Na de aanvang van het belastingjaar of het kalenderjaar kan de in artikel 231, tweede lid, onderdeel b, van de Gemeentewet bedoelde gemeenteambtenaar de belastingplichtige een voorlopige aanslag opleggen of van de belastingplichtige een voorlopig bedrag vorderen, tot ten hoogste het bedrag waarop de aanslag of het te vorderen bedrag over dat jaar vermoedelijk zal worden vastgesteld.

artikel 4 Rente

  • 1 Het percentage van de invorderingsrente is het percentage dat ingevolge arti¬kel 29 van de Invorderingswet 1990 voor het betreffende kalenderkwartaal voor de rijksbelastingen is vastgesteld.

  • 2 Bij de invordering van de gemeentelijke belastingen vindt de ministeriële regeling be-doeld in artikel 31 van de Invorderingswet 1990 overeenkomstige toepassing.

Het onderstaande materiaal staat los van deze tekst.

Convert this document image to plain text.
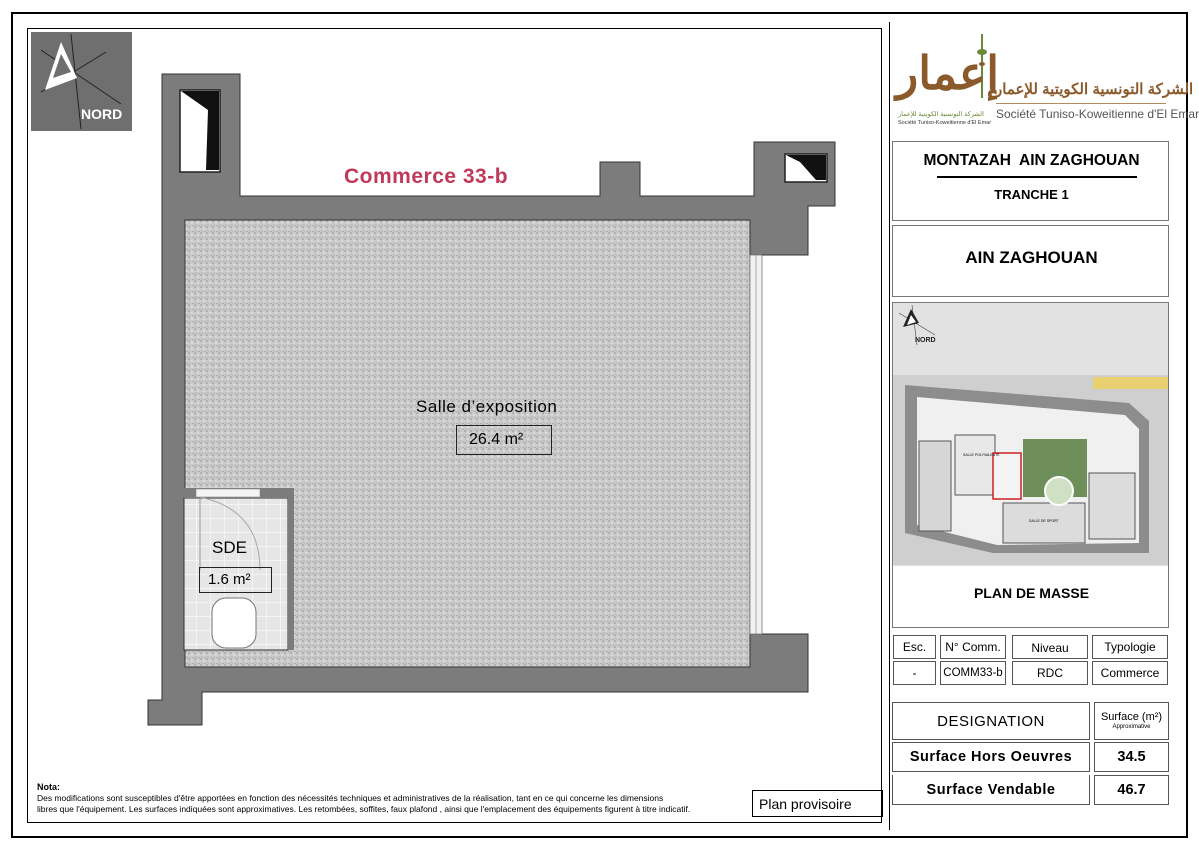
NORD
Commerce 33-b
Salle d’exposition
26.4 m²
SDE
1.6 m²
Nota:
Des modifications sont susceptibles d'être apportées en fonction des nécessités techniques et administratives de la réalisation, tant en ce qui concerne les dimensions
libres que l'équipement. Les surfaces indiquées sont approximatives. Les retombées, soffites, faux plafond , ainsi que l'emplacement des équipements figurent à titre indicatif.	Plan provisoire
إعمار
الشركة التونسية الكويتية للإعمار
الشركة التونسية الكويتية للإعمار
Société Tuniso-Koweitienne d'El Emar
Société Tuniso-Koweitienne d'El Emar
MONTAZAH  AIN ZAGHOUAN
TRANCHE 1
AIN ZAGHOUAN
SALLE POLYVALENTE
SALLE DE SPORT
NORD
PLAN DE MASSE
Esc.	N° Comm.	Niveau	Typologie
-	COMM33-b	RDC	Commerce
DESIGNATION	Surface (m²)
Approximative
Surface Hors Oeuvres	34.5
Surface Vendable	46.7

artikel 5 Gelding voor gemeentelijke belastingen

Met betrekking tot:

a. de onroerende-zaakbelastingen vinden de artikelen 2 en 4 toepassing;

b. de forensenbelasting vinden de artikelen 2, 3 en 4 toepassing;

c. de toeristenbelasting vinden de artikelen 2, 3 en 4 toepassing;

d. de rioolrechten vinden de artikelen 2 en 4 toepassing;

e. de reinigingsrechten vinden de artikelen 2 en 4 toepassing;

f. de lijkbezorgingsrechten vindt artikel 4 toepassing;

g. de leges vindt artikel 4 toepassing.

artikel 6 Inwerkingtreding en citeertitel

  • 1 Deze regeling treedt in werking met ingang van de achtste dag na die van de bekendmaking;

  • 2 Deze regeling wordt aangehaald als “Regeling gemeentelijke belastingen”.

Ondertekening

Aldus besloten in de vergadering van het college van burgemeester en wethouders van 18 december 2007.